If you are really dependent on a single one; then better be sure it's an open-source copy you can run yourself.

8thcross•5mo ago
didnt prove anything. prompt engineering still works with GPT-5. dont know what your experience is about...
greenongreen•5mo ago
Not sure why people are so quick to disagree with this. The premise is roughly true. If we build prompt architectures (which can be massive) on a given model (say gpt4o) and then that model is just removed/no longer available, the entire architecture must be reworked for the newest model. What if Python changed its syntax every 6 months to a year and all Python code in production would only work if it was updated to the latest Python? That’s the issue… even if we maintain access to and use legacy models, they might be super expensive or gpu inefficient or slow, etc compared to new models. It’s very tumultuous ground to construct on.
CuriouslyC•5mo ago
Just use DPSy.
dmhl•5mo ago
Agreed this is why compound systems are the future of AI.

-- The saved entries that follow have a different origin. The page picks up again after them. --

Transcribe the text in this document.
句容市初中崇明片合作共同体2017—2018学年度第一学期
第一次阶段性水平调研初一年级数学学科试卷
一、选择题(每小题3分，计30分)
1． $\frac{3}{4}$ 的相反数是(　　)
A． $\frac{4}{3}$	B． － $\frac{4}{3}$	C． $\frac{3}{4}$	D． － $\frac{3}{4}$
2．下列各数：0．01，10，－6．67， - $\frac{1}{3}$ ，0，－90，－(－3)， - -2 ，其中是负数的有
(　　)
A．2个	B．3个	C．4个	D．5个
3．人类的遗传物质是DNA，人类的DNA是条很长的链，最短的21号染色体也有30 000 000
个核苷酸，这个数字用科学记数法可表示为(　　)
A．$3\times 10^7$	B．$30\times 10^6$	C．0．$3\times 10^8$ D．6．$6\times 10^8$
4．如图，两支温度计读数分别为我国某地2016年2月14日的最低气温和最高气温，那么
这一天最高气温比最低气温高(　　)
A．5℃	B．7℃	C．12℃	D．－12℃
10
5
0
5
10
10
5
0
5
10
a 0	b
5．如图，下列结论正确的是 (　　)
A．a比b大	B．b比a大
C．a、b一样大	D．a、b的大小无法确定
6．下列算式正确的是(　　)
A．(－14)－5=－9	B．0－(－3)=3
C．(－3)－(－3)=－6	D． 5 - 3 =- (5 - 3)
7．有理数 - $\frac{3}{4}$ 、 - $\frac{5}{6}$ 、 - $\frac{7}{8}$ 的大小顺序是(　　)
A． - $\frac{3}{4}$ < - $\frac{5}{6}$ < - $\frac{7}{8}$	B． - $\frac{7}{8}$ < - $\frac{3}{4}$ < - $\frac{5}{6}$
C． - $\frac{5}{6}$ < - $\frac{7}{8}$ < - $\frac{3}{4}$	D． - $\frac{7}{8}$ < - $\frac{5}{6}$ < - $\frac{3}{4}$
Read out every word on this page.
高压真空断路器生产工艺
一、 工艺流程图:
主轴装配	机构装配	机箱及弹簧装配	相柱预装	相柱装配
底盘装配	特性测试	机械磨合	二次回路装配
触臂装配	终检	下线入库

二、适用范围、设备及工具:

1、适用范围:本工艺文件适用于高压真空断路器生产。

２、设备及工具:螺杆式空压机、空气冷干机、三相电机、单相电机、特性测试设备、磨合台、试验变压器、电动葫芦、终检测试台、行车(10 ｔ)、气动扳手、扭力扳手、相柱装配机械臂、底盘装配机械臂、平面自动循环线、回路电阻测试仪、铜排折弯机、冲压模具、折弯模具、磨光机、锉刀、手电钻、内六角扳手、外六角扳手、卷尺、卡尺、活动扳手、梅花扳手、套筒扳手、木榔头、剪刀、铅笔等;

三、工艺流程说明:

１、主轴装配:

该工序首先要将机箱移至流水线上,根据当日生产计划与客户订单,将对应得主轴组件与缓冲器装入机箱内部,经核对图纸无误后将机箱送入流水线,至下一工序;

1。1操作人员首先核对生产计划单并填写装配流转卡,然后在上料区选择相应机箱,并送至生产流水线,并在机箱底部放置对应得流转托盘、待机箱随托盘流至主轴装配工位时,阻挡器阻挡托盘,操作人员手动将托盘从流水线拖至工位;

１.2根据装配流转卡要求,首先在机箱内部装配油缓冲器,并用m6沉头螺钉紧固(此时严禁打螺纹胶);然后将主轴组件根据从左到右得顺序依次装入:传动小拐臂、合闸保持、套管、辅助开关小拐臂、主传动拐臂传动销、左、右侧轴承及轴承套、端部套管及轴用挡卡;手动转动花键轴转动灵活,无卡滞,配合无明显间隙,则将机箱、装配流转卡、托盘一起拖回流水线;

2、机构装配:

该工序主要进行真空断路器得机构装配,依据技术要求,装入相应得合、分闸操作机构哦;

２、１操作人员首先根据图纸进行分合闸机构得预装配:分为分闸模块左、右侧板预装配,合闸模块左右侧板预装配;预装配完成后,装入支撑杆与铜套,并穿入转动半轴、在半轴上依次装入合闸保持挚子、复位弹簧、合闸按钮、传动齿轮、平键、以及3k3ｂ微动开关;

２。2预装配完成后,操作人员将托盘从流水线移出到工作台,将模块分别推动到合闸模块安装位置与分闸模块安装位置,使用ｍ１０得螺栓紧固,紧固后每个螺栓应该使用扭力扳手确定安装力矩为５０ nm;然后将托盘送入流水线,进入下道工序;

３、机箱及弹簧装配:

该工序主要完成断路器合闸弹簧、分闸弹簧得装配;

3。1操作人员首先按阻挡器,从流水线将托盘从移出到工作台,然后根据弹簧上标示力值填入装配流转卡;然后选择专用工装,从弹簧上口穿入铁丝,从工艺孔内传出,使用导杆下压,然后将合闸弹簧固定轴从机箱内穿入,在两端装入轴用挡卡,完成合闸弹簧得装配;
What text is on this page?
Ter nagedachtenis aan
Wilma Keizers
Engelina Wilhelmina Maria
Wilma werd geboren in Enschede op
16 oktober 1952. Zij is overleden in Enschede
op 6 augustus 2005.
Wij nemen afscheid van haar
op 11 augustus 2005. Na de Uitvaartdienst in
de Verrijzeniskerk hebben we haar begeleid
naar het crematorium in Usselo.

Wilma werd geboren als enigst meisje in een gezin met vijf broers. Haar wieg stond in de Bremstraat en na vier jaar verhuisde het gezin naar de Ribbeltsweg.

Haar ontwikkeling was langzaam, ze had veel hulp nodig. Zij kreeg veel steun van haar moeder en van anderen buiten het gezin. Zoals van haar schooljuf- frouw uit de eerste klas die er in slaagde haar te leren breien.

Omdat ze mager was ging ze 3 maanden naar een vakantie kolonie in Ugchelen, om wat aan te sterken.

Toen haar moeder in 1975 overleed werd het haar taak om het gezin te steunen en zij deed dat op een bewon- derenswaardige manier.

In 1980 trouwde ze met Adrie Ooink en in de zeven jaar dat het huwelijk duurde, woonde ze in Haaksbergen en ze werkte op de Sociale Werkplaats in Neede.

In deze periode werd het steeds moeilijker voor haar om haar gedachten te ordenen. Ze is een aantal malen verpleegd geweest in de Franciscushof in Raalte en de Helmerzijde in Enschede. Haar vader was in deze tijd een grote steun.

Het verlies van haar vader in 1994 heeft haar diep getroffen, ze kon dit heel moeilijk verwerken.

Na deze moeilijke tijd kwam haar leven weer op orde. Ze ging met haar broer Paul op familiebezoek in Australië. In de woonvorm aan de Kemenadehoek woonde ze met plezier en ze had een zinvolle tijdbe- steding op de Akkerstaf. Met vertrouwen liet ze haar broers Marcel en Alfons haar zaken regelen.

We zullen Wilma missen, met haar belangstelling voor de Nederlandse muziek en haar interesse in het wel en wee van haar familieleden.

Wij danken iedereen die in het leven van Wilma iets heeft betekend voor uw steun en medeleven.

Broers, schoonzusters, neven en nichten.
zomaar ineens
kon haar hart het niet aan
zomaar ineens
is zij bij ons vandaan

https://youtu.be/vRTcE19M-KE

jjph21•5mo ago
This isn’t true for 99% of the prompts that actual businesses are engineering and using. Your typical user is clueless and just needs a prompt that “translates” their ad hoc, often ambiguous, questions into clearly specified tasks that the AI understands without ambiguity and states the underlying assumptions the user was taking for granted. Such prompts generalize well to any language model. You’re foolish and a bad prompter engineer if you engineer niche prompts that don’t generalize well and are specific to just one model—you can engineer a prompt that generalize and accomplishes the same thing. Prompt Engineering isn’t dead—we just have a new “lesson learned” for the previously naive. Learn it!
Xorakios•5mo ago
I completely disagree. Just signed up for Perplexity Pro and don't trust anything it says, but lots and lots of ideas I didn't think of.

Sorta like RT and Sydney Morning News. Gives me leads, not necessarily truth (and good golly miss molly, a lot of Australian news is about sports!)